Die ersten beiden Langfilme von Ulrich Köhler, „Bungalow" (lief auf der Berlinale 2002 in der Reihe Panorama) und „Montag kommen die Fenster" (Berlinale Forum 2006) spielten in der hessischen Provinz, wo der Regisseur selber aufwuchs. Während der Filmemacher sich im meisterhaften „Bungalow" eines orientierungslosen, aus der Bundeswehr fliehenden Jugendlichen annahm, kletterte er mit „Montag kommen die Fenster" eine Altersklasse nach oben und zeigte ein Paar Anfang dreißig, bei dem sich bei der Einrichtung eines neuen Eigenheims die Brüche in der Beziehung offenbaren. Mit „Schlafkrankheit" geht es nun von Hessen nach Afrika, aber trotz dieses radikalen Schauplatzwechsels gibt Köhler die biographischen Bezüge nicht auf, denn seine Eltern waren Entwicklungshelfer und er verbrachte daher mehrere Jugendjahre auf dem afrikanischen Kontinent. Diese Erfahrung ist Köhlers genauem Blick auf seine europäischen Figuren in Kamerun stets anzumerken.
Die erste Phase des zweigeteilten Films erinnert an Köhlers vorangegangenes Beziehungsdrama. Erneut blickt der Regisseur auf eine von inneren Rissen durchsetzte Beziehung, deren Harmonie nur äußerlich ist – hierin ist „Schlafkrankheit" fast so etwas wie der perfekte Inbegriff des Kinos der Berliner Schule. Ähnlich wie in Weerasethakuls „Tropical Malady" gibt es aber dann einen deutlichen Bruch und eineehn klaren Stilwechsel. Eingeleitet von einem Vortrag, in dem der Entwicklungshilfe jeglicher Nutzen abgesprochen wird, wechselt Köhler von einem eher nüchternen zu einem deutlich symbolhafteren Erzählgestus.

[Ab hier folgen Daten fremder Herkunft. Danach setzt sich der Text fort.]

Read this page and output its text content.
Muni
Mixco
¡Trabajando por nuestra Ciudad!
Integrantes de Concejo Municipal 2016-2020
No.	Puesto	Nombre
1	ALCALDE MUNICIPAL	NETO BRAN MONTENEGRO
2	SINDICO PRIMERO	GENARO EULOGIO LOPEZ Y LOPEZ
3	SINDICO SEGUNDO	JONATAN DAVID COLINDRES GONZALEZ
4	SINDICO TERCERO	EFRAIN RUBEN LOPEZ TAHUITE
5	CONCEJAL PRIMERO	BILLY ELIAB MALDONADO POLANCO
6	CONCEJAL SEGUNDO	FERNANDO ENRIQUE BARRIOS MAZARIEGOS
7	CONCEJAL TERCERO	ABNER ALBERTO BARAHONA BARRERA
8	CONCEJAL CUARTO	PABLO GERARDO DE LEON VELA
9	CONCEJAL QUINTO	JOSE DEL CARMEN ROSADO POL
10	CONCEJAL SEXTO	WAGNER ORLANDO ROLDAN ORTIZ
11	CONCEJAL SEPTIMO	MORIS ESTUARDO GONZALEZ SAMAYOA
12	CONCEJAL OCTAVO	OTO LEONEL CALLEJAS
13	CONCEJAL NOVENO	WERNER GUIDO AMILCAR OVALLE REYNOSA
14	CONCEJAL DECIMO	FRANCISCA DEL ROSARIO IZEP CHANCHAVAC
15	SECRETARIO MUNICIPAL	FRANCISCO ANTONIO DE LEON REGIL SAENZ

Der neu eingeführte Arzt Alex Nzila ist dabei die Schlüsselfigur. Voller Ideale reist er auf den Kontinent seiner Vorfahren, um schnell ernüchtert und hilflos zu werden. Köhler enthält sich dabei jeden Kommentars zum Thema Entwicklungshilfe und bildet einfach die Zustände ab. Genauso ratlos wie Nzila am Ende zurückbleibt, gibt sich der Filmemacher selbst und trifft damit ins Schwarze. Diese Einsicht mag unpopulär und unbequem sein, aber Köhler verdeutlicht überzeugend, dass es keine einfachen Antworten gibt, wenn es um das Für und Wider von finanzieller Unterstützung für den ärmsten Kontinent geht.
Ulrich Köhler geht es daher weniger darum, die geopolitische Problematik weiter zu vertiefen, als von seinen Figuren zu erzählen, die auf die unterschiedlichste Art entfremdet sind. Nzila ist fremd in der Stadt, in der er geboren wurde, die aber nie seine Heimat wurde. Diese findet er nun auch nicht auf dem Kontinent seiner Vorfahren. Velten wiederum bleibt immer der Europäer, so tief er sich auch im afrikanischen Dschungel vergräbt und obwohl er durch seine neue Frau Mitglied einer einheimischen Familie wird. Köhlers Inszenierung spiegelt dies auf klare Weise wider, mehrfach setzt er etwa das Motiv von durch die Nacht irrenden Menschen ein. Nur ihre Taschenlampen oder Autoscheinwerfer erhellen Teile der Kinoleinwand. Der Regisseur treibt dies auf die Spitze, wenn Nzila gegen Ende orientierungslos in der Nacht steht und in der Ferne nicht die vertraute Stimme Veltens hört, sondern ein Nilpferd.
Köhler widersetzt sich jeder einfachen Erklärung und verzichtet konsequent auf romantisierte Afrika-Bilder. „Schlafkrankheit" ist in diesem Sinne durchaus ein sperriges Werk und so gab es im Anschluss an die Pressevorführung auf der 61. Berlinale nicht nur Applaus, sondern auch viele Buhrufe. Dies ist eine weitere Gemeinsamkeit mit „Tropical Malady", der 2004 in Cannes von Teilen der Presse mit Schmähungen bedacht wurde. Später gewann der Film den „Großen Preis der Jury", eine Auszeichnung, die auch „Schlafkrankheit" vollauf verdient hätte.